Netflix’s potential advantage here is that it can create a one-stop shop for the potential growing fans who watch Drive to Survive with an all-encompassing Netflix solution. This can enable them to watch the races on the platform itself instead of having to create a new subscription on a sports streaming service, such as DAZN or ESPN+.
Reasons, not ways, to spend attention
In our predictions for 2022, MIDiA highlighted the importance of reasons, not ways, to spend attention, as the competition for attention intensifies while the Covid bump contracts. Bringing live Formula One onto the platform, where a new style of the brand’s fandom has been nurtured through non-live sports content, will help facilitate the activation of passive fans of the genre into active fans of the sport.

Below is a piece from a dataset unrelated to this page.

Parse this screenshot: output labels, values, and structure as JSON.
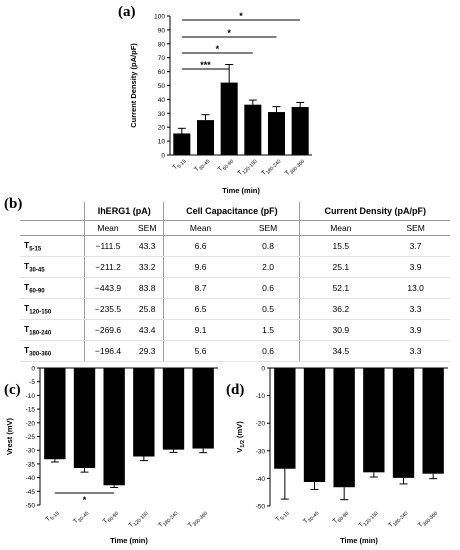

However, Netflix will have to play an active part in promoting and showcasing the sport if it does secure the rights, which Liberty Media has reportedly valued at $100 million per year in the US. Bringing live sports streaming onto Netflix will require significant investment into the sport itself through engagement tools that other platforms, like ESPN+ and DAZN, already offer. Netflix will need to envisage and dive into ways in which digital natives consume live sport and functions, such as fantasy sport, betting, and community chats, that will continue to engage young viewers of live sport in the future.
On the plus side, Formula One could take advantage of Netflix’s new games functionality and build an engagement platform for superfans of the sport, which is growing in the US, before testing it out in other markets and sports. Either way, it is a long road ahead for Netflix in its pursuit to bring live sport and content into its offerings, in order to counter its recent subscription decline, as it starts to deploy the same substitutive video strategies of its leading streaming competitors.